The visual perception pipeline is a branched pipeline structure consisting of a number of different stages and partitions (see Fig. 2). Each stage in the pipeline contains a number of synthetic perceptual maps , each one the result of a processing operation on either the input maps or a map from a previous stage in the pipeline. SPM’s can be combined together and the result of the perception pipeline is always a single master attention map, from which targets for the agent’s gaze motions are selected.

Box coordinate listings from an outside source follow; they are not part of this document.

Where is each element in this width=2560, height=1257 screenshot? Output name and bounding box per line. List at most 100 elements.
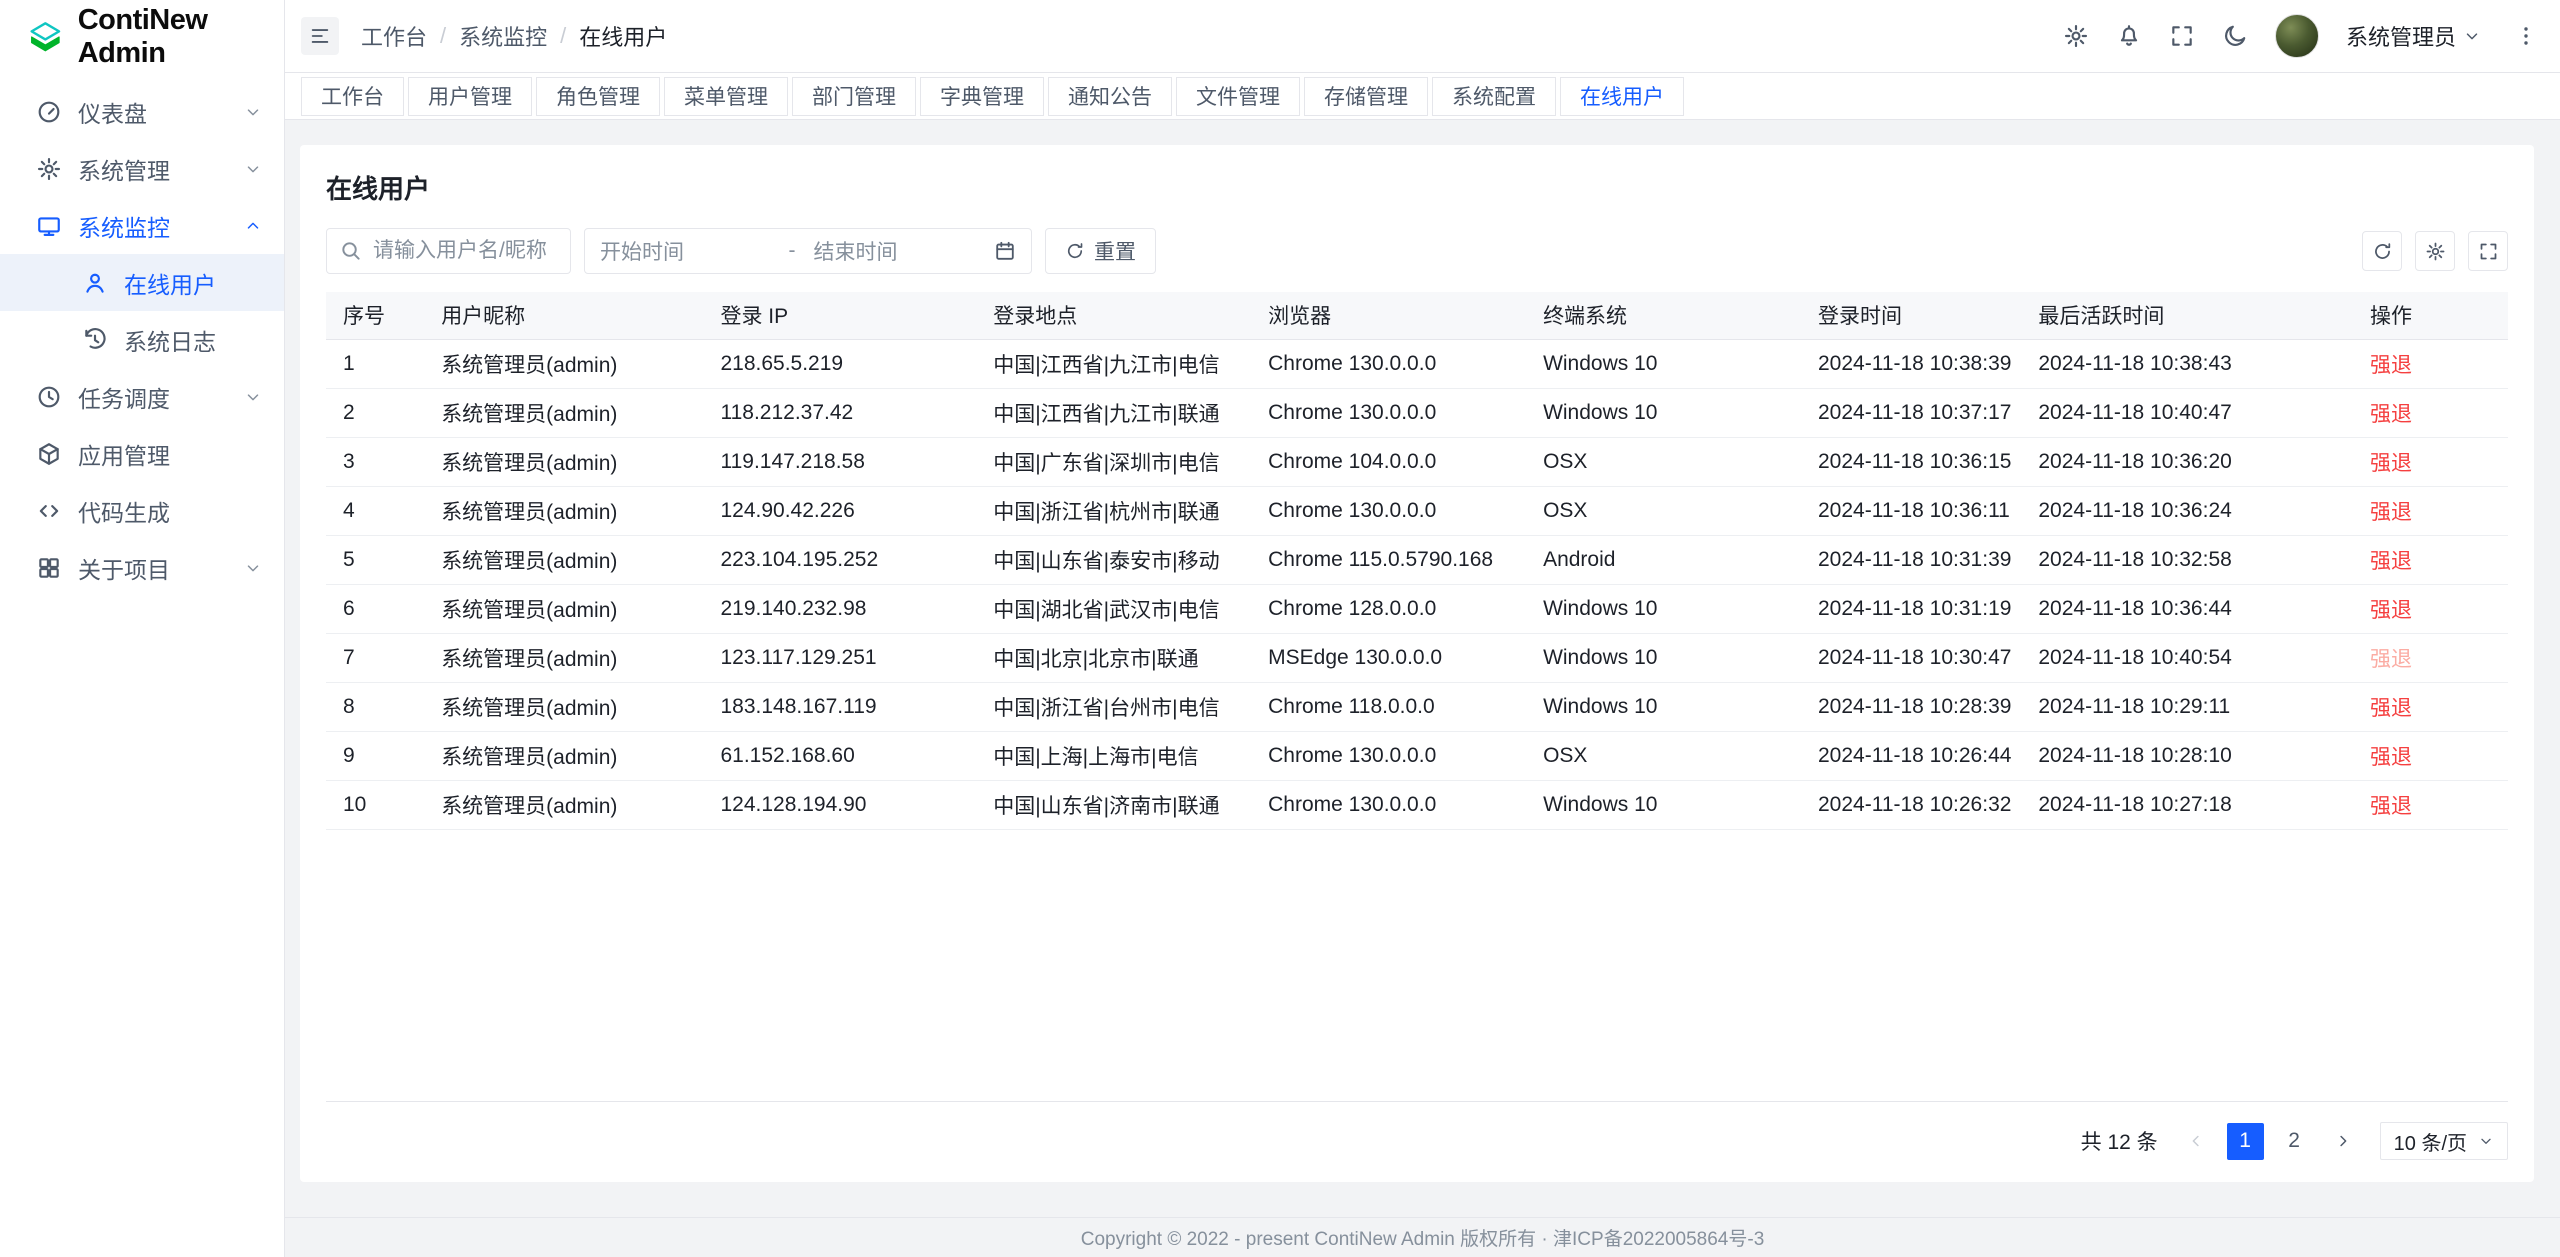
sidebar-item-label: 仪表盘: [78, 95, 147, 129]
column-header: 登录 IP: [703, 292, 976, 339]
breadcrumb-item[interactable]: 工作台: [361, 20, 427, 52]
column-header: 终端系统: [1526, 292, 1801, 339]
tab-6[interactable]: 字典管理: [920, 77, 1044, 116]
tab-2[interactable]: 用户管理: [408, 77, 532, 116]
tab-10[interactable]: 系统配置: [1432, 77, 1556, 116]
force-logout-link[interactable]: 强退: [2370, 501, 2412, 524]
chevron-down-icon: [244, 388, 262, 406]
column-header: 登录地点: [976, 292, 1251, 339]
table-row: 5系统管理员(admin)223.104.195.252中国|山东省|泰安市|移…: [326, 535, 2508, 584]
fullscreen-icon[interactable]: [2169, 23, 2195, 49]
table-row: 1系统管理员(admin)218.65.5.219中国|江西省|九江市|电信Ch…: [326, 339, 2508, 388]
tab-5[interactable]: 部门管理: [792, 77, 916, 116]
cell-browser: Chrome 128.0.0.0: [1251, 584, 1526, 633]
cell-login_time: 2024-11-18 10:26:44: [1801, 731, 2021, 780]
tab-9[interactable]: 存储管理: [1304, 77, 1428, 116]
bell-icon[interactable]: [2116, 23, 2142, 49]
cell-login_time: 2024-11-18 10:37:17: [1801, 388, 2021, 437]
monitor-icon: [36, 213, 62, 239]
sidebar-item-gear[interactable]: 系统管理: [0, 140, 284, 197]
cell-ip: 223.104.195.252: [703, 535, 976, 584]
pagination-prev-button[interactable]: [2178, 1123, 2215, 1160]
app-title: ContiNew Admin: [78, 4, 284, 70]
sidebar-item-monitor[interactable]: 系统监控: [0, 197, 284, 254]
cell-last_active: 2024-11-18 10:36:24: [2021, 486, 2353, 535]
more-icon[interactable]: [2514, 24, 2538, 48]
date-range-picker[interactable]: 开始时间 - 结束时间: [584, 228, 1032, 274]
cell-last_active: 2024-11-18 10:27:18: [2021, 780, 2353, 829]
pagination-page-2[interactable]: 2: [2276, 1123, 2313, 1160]
cell-browser: Chrome 104.0.0.0: [1251, 437, 1526, 486]
cell-last_active: 2024-11-18 10:40:47: [2021, 388, 2353, 437]
cell-action: 强退: [2353, 486, 2508, 535]
moon-icon[interactable]: [2222, 23, 2248, 49]
tab-7[interactable]: 通知公告: [1048, 77, 1172, 116]
sidebar-subitem-history[interactable]: 系统日志: [0, 311, 284, 368]
pagination-page-1[interactable]: 1: [2227, 1123, 2264, 1160]
table-fullscreen-button[interactable]: [2468, 231, 2508, 271]
column-header: 登录时间: [1801, 292, 2021, 339]
cell-nickname: 系统管理员(admin): [424, 731, 703, 780]
table-settings-button[interactable]: [2415, 231, 2455, 271]
sidebar-item-label: 应用管理: [78, 437, 170, 471]
table-row: 10系统管理员(admin)124.128.194.90中国|山东省|济南市|联…: [326, 780, 2508, 829]
cell-browser: Chrome 130.0.0.0: [1251, 780, 1526, 829]
column-header: 用户昵称: [424, 292, 703, 339]
force-logout-link[interactable]: 强退: [2370, 403, 2412, 426]
online-users-table: 序号用户昵称登录 IP登录地点浏览器终端系统登录时间最后活跃时间操作 1系统管理…: [326, 292, 2508, 830]
cell-action: 强退: [2353, 535, 2508, 584]
sidebar-item-label: 系统监控: [78, 209, 170, 243]
breadcrumb-item[interactable]: 系统监控: [459, 20, 547, 52]
tab-8[interactable]: 文件管理: [1176, 77, 1300, 116]
cell-location: 中国|浙江省|台州市|电信: [976, 682, 1251, 731]
pagination-next-button[interactable]: [2325, 1123, 2362, 1160]
cell-action: 强退: [2353, 437, 2508, 486]
force-logout-link[interactable]: 强退: [2370, 354, 2412, 377]
search-input[interactable]: [326, 228, 571, 274]
sidebar-item-dashboard[interactable]: 仪表盘: [0, 83, 284, 140]
tab-4[interactable]: 菜单管理: [664, 77, 788, 116]
settings-icon[interactable]: [2063, 23, 2089, 49]
cell-no: 10: [326, 780, 424, 829]
tab-3[interactable]: 角色管理: [536, 77, 660, 116]
cell-os: Windows 10: [1526, 682, 1801, 731]
cell-ip: 124.128.194.90: [703, 780, 976, 829]
username: 系统管理员: [2346, 20, 2456, 52]
breadcrumb-item[interactable]: 在线用户: [579, 20, 667, 52]
sidebar-subitem-user[interactable]: 在线用户: [0, 254, 284, 311]
table-body: 1系统管理员(admin)218.65.5.219中国|江西省|九江市|电信Ch…: [326, 339, 2508, 829]
force-logout-link[interactable]: 强退: [2370, 452, 2412, 475]
clock-icon: [36, 384, 62, 410]
force-logout-link[interactable]: 强退: [2370, 746, 2412, 769]
force-logout-link[interactable]: 强退: [2370, 550, 2412, 573]
tab-11[interactable]: 在线用户: [1560, 77, 1684, 116]
cell-os: Windows 10: [1526, 339, 1801, 388]
cell-ip: 123.117.129.251: [703, 633, 976, 682]
cell-last_active: 2024-11-18 10:32:58: [2021, 535, 2353, 584]
app-logo[interactable]: ContiNew Admin: [0, 0, 284, 73]
tab-1[interactable]: 工作台: [301, 77, 404, 116]
cell-ip: 183.148.167.119: [703, 682, 976, 731]
cell-location: 中国|湖北省|武汉市|电信: [976, 584, 1251, 633]
cell-no: 2: [326, 388, 424, 437]
sidebar-item-code[interactable]: 代码生成: [0, 482, 284, 539]
online-users-card: 在线用户 开始时间 - 结束时间 重置: [300, 145, 2534, 1182]
sidebar-item-app[interactable]: 应用管理: [0, 425, 284, 482]
sidebar-item-grid[interactable]: 关于项目: [0, 539, 284, 596]
table-refresh-button[interactable]: [2362, 231, 2402, 271]
avatar[interactable]: [2275, 14, 2319, 58]
cell-last_active: 2024-11-18 10:36:44: [2021, 584, 2353, 633]
sidebar-collapse-button[interactable]: [301, 17, 339, 55]
force-logout-link[interactable]: 强退: [2370, 795, 2412, 818]
force-logout-link[interactable]: 强退: [2370, 599, 2412, 622]
reset-button[interactable]: 重置: [1045, 228, 1156, 274]
sidebar-item-clock[interactable]: 任务调度: [0, 368, 284, 425]
cell-os: Windows 10: [1526, 780, 1801, 829]
user-menu[interactable]: 系统管理员: [2346, 20, 2481, 52]
sidebar-item-label: 关于项目: [78, 551, 170, 585]
page-size-select[interactable]: 10 条/页: [2380, 1122, 2508, 1160]
cell-login_time: 2024-11-18 10:31:19: [1801, 584, 2021, 633]
range-separator: -: [781, 239, 804, 263]
force-logout-link[interactable]: 强退: [2370, 697, 2412, 720]
cell-os: OSX: [1526, 486, 1801, 535]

The novelty master map can be further amalgamated with other features, the threat map previously mentioned, for example, in order to create a final master map, the attention map, which may be used for driving attentive behaviours. As with the other types of synthetic perceptual maps, the attention map is gray scale in nature; the intensities in the map represent the agent’s attention to those respective parts of its visual field. An overall scene metric can also be evaluated, so that the novelty over the full scene can be used to drive explorative behaviours or have the agent engage in idle looking if the scene novelty falls below a certain threshold.

4.4 Outstanding Issues

The framework and components described here represent only one way in which a limited novelty detection system may be created for virtual agents. There are still many difficult theoretical and practical issues that remain to be addressed. A central issue involves the multitude of ways in which objects or events may be compared or considered to be novel from each other. No doubt there are many more super- and sub-categories to those that we have described here, and creating computational systems that can compare all dimensions of similarity in calculations seems an arduous, if not impossible task. Indeed, such categorisations must ultimately rest with the viewer, in terms of their perception of the scene, their prior experience, current mental and emotional state and task at hand. Assuming this is achieved, a further question then relates to how the weighting of these different dimensions should occur in order to construct a single overall novelty estimate, i.e. the novelty master map. Again, top-down biasing seems to be an important factor here, but how exact control should take place is still unclear. These issues make evaluation a difficult task. Additionally, the question of learning and adaptation of the system to new stimuli needs to be considered (Lungarella et al., 2003); the design presented here is far from flexible and is meant as one possible starting point for implementing a novelty capability. This capability can be framed as an early stage of an appraisal processing (Scherer, 2001) system for autonomous agents, by honing their attention to the relevant and important, supporting forgetting mechanisms and ultimately allowing them to better function in complex, unpredictable environments, real or virtual (Breazeal and Brooks, 2005).